感覚的には、患者さんが倒れたことに周囲の人が気づき、びっくりして駆け寄って介抱を始め、呼びかけに応答しないことが確認できたぐらいの時間で、失神ではないと考えて良いでしょう。

もちろんすぐに救急車を呼び、嘔吐していた場合には顔を横に向けてのどに詰まらせないような救急対応を行ってください。絶対に起こしてはいけません。仮に心配のない失神であっても起こすと回復が遅れます。

てんかん発作ではある程度の時間で意識が回復する

てんかんは脳の中の電気信号の伝導トラブルですので、発作の重さにもよりますが、ある程度の時間で意識を取り戻します。てんかんが失神ともっとも異なるのは痙攣や身体の硬直が伴うことです。

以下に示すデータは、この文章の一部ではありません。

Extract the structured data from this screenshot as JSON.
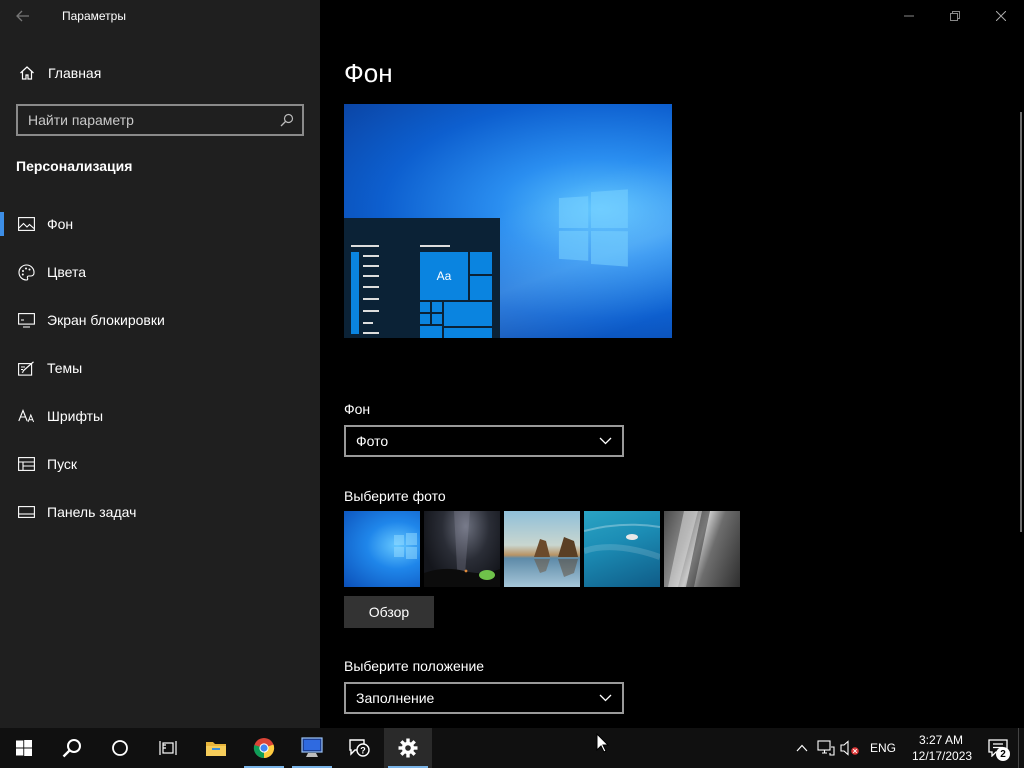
{
  "window": {
    "title": "Параметры"
  },
  "sidebar": {
    "home_label": "Главная",
    "search_placeholder": "Найти параметр",
    "section_title": "Персонализация",
    "items": [
      {
        "label": "Фон",
        "icon": "picture-icon",
        "active": true
      },
      {
        "label": "Цвета",
        "icon": "palette-icon",
        "active": false
      },
      {
        "label": "Экран блокировки",
        "icon": "monitor-icon",
        "active": false
      },
      {
        "label": "Темы",
        "icon": "brush-icon",
        "active": false
      },
      {
        "label": "Шрифты",
        "icon": "font-icon",
        "active": false
      },
      {
        "label": "Пуск",
        "icon": "start-icon",
        "active": false
      },
      {
        "label": "Панель задач",
        "icon": "taskbar-icon",
        "active": false
      }
    ]
  },
  "main": {
    "title": "Фон",
    "preview_tile_text": "Aa",
    "background_label": "Фон",
    "background_value": "Фото",
    "choose_photo_label": "Выберите фото",
    "browse_label": "Обзор",
    "position_label": "Выберите положение",
    "position_value": "Заполнение"
  },
  "taskbar": {
    "apps": [
      "start-icon",
      "search-icon",
      "cortana-icon",
      "task-view-icon",
      "file-explorer-icon",
      "chrome-icon",
      "computer-icon",
      "feedback-hub-icon",
      "settings-icon"
    ],
    "language": "ENG",
    "time": "3:27 AM",
    "date": "12/17/2023",
    "notification_count": "2"
  },
  "colors": {
    "accent": "#3d8ee6",
    "sidebar_bg": "#1f1f1f",
    "main_bg": "#000000",
    "taskbar_bg": "#101010"
  }
}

発作の程度によっては救急車を呼ぶ必要がない場合もありますが、周囲の人が対応に困る場合は救急車を呼んで下さい。そしてその前に倒れた人の周りから火の気や鋭利なもの、ぶつかったり倒れたりすると危険なものをどけましょう。

もし可能なら、ネクタイや装飾品類、眼鏡などは外してあげて下さい。さらに可能であれば、下あごと頭に手を当てて、下あごをしっかり上に押し上げた姿勢をキープして救急車が来るのを待ちましょう。

糖尿病性昏睡は危険な意識障害

糖尿病で意識を失うのには2つのパターンがあります。1つは急激に血糖値が上がりすぎて昏睡状態に陥る糖尿病性昏睡です。これは絶対的なインスリン不足などによって急激に血糖値が高度に上昇したときに起こります。

もう一つは急性低血糖です。お薬や食事療法のコントロールが悪く、必要以上に血糖値が下がり過ぎた場合に起こります。

いずれも生命にかかわりかねない状態ですが、糖尿病を患っていれば必ずこうしたことについての指導は受けているはずですので、普段から生活や治療に充分留意しておきましょう。

昏睡と言うのは意識障害の中でも最も重い症状なのです。

いずれにせよ意識を失うというのはただ事ではありません。放置せずにしっかり原因を見極め、正しい対処を行うことを心掛けて下さい。